How has vision training enhanced the performance of athletes and airmen alike? There are very specific skills required for peak performance in both of these fields. In both arenas, physical training is a must. However, there are skills that go beyond physical training to reach optimum performance.
5 Important Visual Skills for Peak Performance:
- Eye-hand coordination – coordinating eye movements with hand movements with integration of visual input
- Reaction time – the ability to respond quickly to a stimulus
- Depth perception – judging the distance and speed of objects quickly and accurately
- Peripheral Vision – seeing team mates and opponents “from the corner of your eye” while concentrating on a central object (ball, puck, etc.)
- Visualization – putting a visual image in your “mind’s eye” to help focus and follow-through. Studies have shown that your brain doesn’t differentiate between visualizing and actually performing the exercise; neurologically, visualization summons many of the same areas of the brain involved in the actual physical expression of the skill.
Star athletes have known for years that vision training gives them an edge in performance. From professional golfers, to NBA players, to Larry Fitzgerald, wide receiver for the Arizona Cardinals, vision training has been a key component to success in their sport. Exceptional visual skills are often what separate great athletes from good athletes.
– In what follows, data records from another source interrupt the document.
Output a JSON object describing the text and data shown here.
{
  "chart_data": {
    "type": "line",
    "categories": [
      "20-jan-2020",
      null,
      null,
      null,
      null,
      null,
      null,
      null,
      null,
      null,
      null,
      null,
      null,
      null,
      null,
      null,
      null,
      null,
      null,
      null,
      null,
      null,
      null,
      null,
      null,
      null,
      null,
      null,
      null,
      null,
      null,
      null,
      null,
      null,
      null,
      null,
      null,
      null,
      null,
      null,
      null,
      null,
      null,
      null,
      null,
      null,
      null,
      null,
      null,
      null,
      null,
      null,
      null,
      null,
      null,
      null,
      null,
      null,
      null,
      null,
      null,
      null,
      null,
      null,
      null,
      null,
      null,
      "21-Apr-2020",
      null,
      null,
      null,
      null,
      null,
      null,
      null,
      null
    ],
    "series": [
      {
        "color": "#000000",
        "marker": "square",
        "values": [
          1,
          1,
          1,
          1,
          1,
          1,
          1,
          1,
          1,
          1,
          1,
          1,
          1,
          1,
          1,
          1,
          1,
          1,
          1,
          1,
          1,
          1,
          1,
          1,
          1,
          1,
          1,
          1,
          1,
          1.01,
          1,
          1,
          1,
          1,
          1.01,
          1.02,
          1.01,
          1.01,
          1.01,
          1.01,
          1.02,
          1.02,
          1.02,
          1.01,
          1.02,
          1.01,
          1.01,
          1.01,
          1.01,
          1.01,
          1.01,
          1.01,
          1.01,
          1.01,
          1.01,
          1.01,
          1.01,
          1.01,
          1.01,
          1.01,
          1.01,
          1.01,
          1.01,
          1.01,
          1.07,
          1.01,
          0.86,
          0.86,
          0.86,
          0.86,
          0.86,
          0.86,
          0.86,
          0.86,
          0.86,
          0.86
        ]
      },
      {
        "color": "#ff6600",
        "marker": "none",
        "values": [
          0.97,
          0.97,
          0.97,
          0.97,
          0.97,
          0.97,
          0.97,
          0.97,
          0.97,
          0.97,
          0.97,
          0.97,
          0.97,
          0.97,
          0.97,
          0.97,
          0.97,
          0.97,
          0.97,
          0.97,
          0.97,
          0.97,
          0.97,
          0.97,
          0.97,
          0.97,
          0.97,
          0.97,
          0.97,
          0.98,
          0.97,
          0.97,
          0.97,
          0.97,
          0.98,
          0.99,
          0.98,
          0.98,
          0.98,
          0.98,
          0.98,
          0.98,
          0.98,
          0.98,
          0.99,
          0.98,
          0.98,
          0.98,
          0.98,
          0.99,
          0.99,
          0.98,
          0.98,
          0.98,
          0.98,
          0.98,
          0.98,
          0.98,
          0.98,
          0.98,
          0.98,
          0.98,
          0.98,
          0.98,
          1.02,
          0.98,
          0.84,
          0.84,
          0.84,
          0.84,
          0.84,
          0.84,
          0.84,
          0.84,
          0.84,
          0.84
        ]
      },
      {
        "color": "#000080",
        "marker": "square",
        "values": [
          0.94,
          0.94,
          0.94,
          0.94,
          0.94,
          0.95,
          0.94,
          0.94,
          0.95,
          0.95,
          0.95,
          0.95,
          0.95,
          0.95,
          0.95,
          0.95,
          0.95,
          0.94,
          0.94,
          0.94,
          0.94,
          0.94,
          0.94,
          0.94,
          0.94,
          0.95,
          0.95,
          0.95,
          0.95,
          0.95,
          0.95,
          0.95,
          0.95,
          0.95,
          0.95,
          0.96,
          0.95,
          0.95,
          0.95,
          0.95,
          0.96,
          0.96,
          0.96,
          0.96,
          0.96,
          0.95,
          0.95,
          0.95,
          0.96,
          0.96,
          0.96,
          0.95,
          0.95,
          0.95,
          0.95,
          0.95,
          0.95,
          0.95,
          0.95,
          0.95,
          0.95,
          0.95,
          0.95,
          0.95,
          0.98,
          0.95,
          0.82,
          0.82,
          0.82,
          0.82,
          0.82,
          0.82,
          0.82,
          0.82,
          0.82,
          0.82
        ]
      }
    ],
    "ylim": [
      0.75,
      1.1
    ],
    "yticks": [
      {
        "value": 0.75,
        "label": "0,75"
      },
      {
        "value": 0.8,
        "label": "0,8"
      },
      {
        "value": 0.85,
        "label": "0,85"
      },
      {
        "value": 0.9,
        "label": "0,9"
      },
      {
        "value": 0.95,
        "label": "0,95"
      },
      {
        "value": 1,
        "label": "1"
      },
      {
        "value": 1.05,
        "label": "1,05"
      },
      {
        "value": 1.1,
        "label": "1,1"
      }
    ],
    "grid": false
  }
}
A recent article (April 5, 2013) entitled “Air Force Study Confirms Efficacy of Vision Training” confirms the positive results of vision training with airmen who participated in sessions involving specific vision exercises. The results were impressive according to Major Janelle Robertson, a doctor and statistician in the 96th Medical Group, with participants improving their scores by 65% compared to their non-trained counterparts, whose scores dropped by 69%.
Sports Vision Director in the Air Force Academy Athletic Department, Dr. Al Wile, acknowledged those findings. “Remember, we are talking about training six outer ocular and two inner ocular muscles of the eyes; and just like any other muscle in the body, a training effect takes place when the muscles are tasked [with repetition]…”
“If two similarly-trained athletes meet in competition and one has a better trained visual system, the athlete with the enhanced visual system will perform better.”